JIYEJIが語る | 愛機と受け継がれた時間 | Minolta dynax 7000i | Knowledge #486

Cover photo by JIYEJI

写真を愛するクリエイターたちが語る、カメラとそのストーリー。「愛機」という存在には、それぞれの人生観や価値観が映し出されます。今回の連載では、〈Minolta dynax 7000i〉を愛用するJIYEJIさんが登場。

近年、フィルムカメラは単なる“懐かしい道具”ではなく、時間や記憶を記録するメディアとして再評価されています。デジタルでは切り取れない空気や余白、その瞬間だけの温度感。JIYEJIさんにとって〈Minolta dynax 7000i〉は、まさに人生と時間を共に歩んできた存在でした。

〈Minolta dynax 7000i〉基本情報

〈Minolta dynax 7000i〉は、1988年にミノルタから発売された35mmフィルム一眼レフカメラです。電子制御による快適な操作性と、ミノルタ独自の柔らかな色再現が特徴で、現在でもオールドAFフィルムカメラとして高い支持を受けています。

倉庫で見つけた運命

このカメラが私の手元に来てから、もう8年になります。
初めて一眼レフカメラを手にした職場、旅行会社で挫折を味わった後、地方にある実家に帰省をしたときのことでした。しかし当時の私はカメラをうまく扱うことができず、「写真は自分の向いている道ではないのかもしれない」と思っていた頃です。

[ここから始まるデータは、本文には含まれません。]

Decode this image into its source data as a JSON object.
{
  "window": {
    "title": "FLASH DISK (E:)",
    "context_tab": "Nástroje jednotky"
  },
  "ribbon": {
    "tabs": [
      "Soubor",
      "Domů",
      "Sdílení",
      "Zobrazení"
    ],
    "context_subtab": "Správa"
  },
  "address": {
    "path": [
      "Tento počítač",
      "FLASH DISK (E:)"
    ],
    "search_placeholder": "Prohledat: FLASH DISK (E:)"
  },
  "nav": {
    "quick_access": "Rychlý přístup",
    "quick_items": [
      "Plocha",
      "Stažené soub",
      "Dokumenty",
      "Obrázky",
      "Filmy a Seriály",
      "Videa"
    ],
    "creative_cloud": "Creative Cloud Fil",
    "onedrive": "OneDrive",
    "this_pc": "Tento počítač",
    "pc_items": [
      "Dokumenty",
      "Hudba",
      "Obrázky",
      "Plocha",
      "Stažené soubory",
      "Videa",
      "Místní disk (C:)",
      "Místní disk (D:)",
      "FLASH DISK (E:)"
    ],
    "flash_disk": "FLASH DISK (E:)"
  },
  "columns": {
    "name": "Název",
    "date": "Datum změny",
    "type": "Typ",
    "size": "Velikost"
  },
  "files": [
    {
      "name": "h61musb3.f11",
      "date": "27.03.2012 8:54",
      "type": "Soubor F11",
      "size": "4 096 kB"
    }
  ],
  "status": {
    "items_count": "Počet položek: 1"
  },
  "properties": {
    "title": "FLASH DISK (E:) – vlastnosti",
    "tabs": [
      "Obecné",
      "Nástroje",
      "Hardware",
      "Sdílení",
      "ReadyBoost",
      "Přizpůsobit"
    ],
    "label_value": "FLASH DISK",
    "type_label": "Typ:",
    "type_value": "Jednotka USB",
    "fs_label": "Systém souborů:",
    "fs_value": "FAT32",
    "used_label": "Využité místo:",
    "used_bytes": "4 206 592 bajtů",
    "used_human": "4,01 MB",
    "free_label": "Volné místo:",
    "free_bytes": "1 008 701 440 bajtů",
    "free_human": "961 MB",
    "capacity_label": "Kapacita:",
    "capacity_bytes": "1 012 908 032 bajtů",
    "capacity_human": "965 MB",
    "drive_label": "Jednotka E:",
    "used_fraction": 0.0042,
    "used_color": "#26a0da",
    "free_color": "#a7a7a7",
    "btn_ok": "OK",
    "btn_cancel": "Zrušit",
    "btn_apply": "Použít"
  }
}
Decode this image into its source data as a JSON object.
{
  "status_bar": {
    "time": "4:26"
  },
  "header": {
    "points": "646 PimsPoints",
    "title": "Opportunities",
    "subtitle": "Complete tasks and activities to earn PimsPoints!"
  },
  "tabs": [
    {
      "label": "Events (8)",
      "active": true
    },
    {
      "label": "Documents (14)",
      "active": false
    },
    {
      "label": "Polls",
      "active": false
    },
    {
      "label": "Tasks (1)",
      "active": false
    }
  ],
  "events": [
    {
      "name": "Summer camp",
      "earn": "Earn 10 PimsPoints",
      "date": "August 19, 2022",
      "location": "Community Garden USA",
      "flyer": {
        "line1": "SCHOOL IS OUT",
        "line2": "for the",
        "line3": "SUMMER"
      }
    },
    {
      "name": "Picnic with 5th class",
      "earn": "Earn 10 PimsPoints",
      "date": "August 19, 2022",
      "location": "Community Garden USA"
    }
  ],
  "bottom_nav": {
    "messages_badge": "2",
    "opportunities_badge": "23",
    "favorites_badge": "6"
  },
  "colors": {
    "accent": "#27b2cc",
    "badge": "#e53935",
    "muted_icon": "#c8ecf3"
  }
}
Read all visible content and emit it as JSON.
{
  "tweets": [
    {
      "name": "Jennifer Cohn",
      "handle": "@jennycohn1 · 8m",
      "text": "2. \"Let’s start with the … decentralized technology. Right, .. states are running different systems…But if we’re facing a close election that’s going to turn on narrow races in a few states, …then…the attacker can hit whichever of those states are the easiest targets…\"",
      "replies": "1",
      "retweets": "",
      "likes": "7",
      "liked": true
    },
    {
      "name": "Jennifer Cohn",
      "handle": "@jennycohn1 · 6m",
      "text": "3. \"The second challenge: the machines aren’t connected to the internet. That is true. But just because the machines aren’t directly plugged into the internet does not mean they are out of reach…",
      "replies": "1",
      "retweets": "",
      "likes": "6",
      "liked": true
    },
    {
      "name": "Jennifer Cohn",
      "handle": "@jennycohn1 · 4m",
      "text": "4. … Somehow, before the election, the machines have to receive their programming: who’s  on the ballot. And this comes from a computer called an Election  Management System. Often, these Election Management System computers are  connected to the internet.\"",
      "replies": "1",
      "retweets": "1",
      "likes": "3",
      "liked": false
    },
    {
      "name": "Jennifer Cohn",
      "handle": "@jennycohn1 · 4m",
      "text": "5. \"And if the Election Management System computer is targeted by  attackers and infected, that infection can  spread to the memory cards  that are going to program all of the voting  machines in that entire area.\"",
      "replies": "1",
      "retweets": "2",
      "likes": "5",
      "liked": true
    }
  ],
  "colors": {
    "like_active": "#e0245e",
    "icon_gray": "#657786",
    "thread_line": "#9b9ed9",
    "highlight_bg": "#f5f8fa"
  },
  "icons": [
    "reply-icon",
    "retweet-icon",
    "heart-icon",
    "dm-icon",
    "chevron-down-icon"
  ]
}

帰るたびに、何か変わったものはないかと物置をのぞいて回るのが、私のちょっとした楽しみでした。その日も特別な理由があったわけではなく、いつものように“ルーティン”をこなしていただけだったのです。

Photo by JIYEJI

ところが、その日は違いました。物置を探っていると、大きなカメラバッグがふいに目の前へ転がり落ちてきたのです。
ちょうどその頃、「写真は自分の道ではないのかもしれない」と思い始めていた矢先でした。本当に映画のワンシーンのような出来事で、カメラバックが「私を連れて行って」と語りかけてくるように見えました。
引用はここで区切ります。